Meskipun Israel dan Lebanon menyetujui gencatan senjata, kesepakatan perdamaian yang lebih luas tetap sulit tercapai, sehingga harga minyak tetap tinggi dan mendukung permintaan dolar sebagai aset aman.

Euro menguat 0,1 persen menjadi $1,1609. Jajak pendapat Reuters menunjukkan bahwa Bank Sentral Eropa akan menaikkan suku bunga deposito menjadi 2,25 persen pada 11 Juni untuk menekan inflasi. Poundsterling Inggris diperdagangkan stabil di $1,3427.

Dolar Australia yang sensitif terhadap risiko tetap stabil di $0,7129 setelah data menunjukkan neraca perdagangan barang Australia kembali surplus pada bulan April. Dolar Selandia Baru naik sekitar 0,3 persen menjadi $0,5875, pulih dari level terendah dalam seminggu.

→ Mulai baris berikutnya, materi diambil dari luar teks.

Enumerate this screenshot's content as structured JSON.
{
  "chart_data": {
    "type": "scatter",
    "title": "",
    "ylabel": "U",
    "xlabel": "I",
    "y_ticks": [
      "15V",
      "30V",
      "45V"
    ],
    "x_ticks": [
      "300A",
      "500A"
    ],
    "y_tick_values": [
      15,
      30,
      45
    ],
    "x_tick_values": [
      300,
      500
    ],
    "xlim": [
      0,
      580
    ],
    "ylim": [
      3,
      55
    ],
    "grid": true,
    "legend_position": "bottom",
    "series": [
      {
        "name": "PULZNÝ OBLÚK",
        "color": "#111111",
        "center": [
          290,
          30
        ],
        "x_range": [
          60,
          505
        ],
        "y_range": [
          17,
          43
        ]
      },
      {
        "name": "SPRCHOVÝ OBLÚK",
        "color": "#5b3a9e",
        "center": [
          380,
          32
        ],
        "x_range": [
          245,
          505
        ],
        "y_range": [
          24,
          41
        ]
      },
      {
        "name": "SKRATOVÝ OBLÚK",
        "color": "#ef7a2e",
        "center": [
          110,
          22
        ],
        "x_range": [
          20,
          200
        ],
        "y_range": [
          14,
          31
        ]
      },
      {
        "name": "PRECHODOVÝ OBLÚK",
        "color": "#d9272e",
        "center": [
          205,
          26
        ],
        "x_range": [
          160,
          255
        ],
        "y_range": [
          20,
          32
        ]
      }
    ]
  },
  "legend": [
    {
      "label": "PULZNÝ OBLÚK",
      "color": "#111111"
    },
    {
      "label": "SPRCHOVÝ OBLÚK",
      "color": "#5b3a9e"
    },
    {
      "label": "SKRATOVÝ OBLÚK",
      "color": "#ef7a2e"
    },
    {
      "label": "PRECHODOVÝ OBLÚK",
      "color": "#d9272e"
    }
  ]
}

Indeks dolar, yang mengukur nilai dolar AS terhadap sekeranjang mata uang termasuk yen dan euro, sedikit lebih tinggi di 99,45, berada di dekat level terkuat sejak 7 April pada sesi sebelumnya.

“Status dolar AS sebagai aset safe-haven tampaknya menguat kembali” dengan harga minyak dan imbal hasil global yang pulih akibat ketegangan geopolitik, kata Sim Moh Siong, ahli strategi valuta asing di OCBC.

“Tidak ada alasan kuat untuk penurunan dolar AS,” katanya, menambahkan bahwa bank tersebut tetap netral dan memperkirakan dolar AS akan menguat tetapi berada dalam kisaran terbatas.

Dari sisi data, survei pada hari Rabu menunjukkan bahwa harga yang dibayarkan oleh bisnis jasa AS melonjak ke level tertinggi dalam hampir empat tahun terakhir bulan lalu, memperkuat pandangan para ekonom bahwa Federal Reserve akan mempertahankan suku bunga tidak berubah hingga tahun depan.

Yen Jepang diperdagangkan pada 159,92 per dolar, pulih dari titik terendah pada hari Rabu yang mendorongnya melewati angka kritis 160 per dolar untuk pertama kalinya sejak 30 April, memicu peringatan lisan dari pihak berwenang.

Level 160 secara luas dipandang di pasar sebagai batas untuk potensi intervensi resmi.

Gubernur Bank Sentral Jepang, Kazuo Ueda, mengukuhkan kenaikan suku bunga pada bulan Juni dalam perubahan narasi yang jelas menuju penanggulangan inflasi, karena guncangan energi akibat perang Iran mempertajam risiko harga dan membuka pintu bagi peningkatan biaya pinjaman yang lebih sering.

“Nada hawkish semakin menguat, termasuk ungkapan kekhawatiran yang jelas tentang risiko keterlambatan,” tulis Naohiko Baba, kepala riset Jepang dan kepala ekonom Jepang di Barclays. “Kami tetap pada prediksi kenaikan suku bunga Juni.”

Bitcoin mencapai titik terendah empat bulan dan terakhir diperdagangkan 1,3 persen lebih rendah pada $63.984. Ether mencapai titik terlemah sejak April 2025 sebelum naik 0,6 persen menjadi $1.791.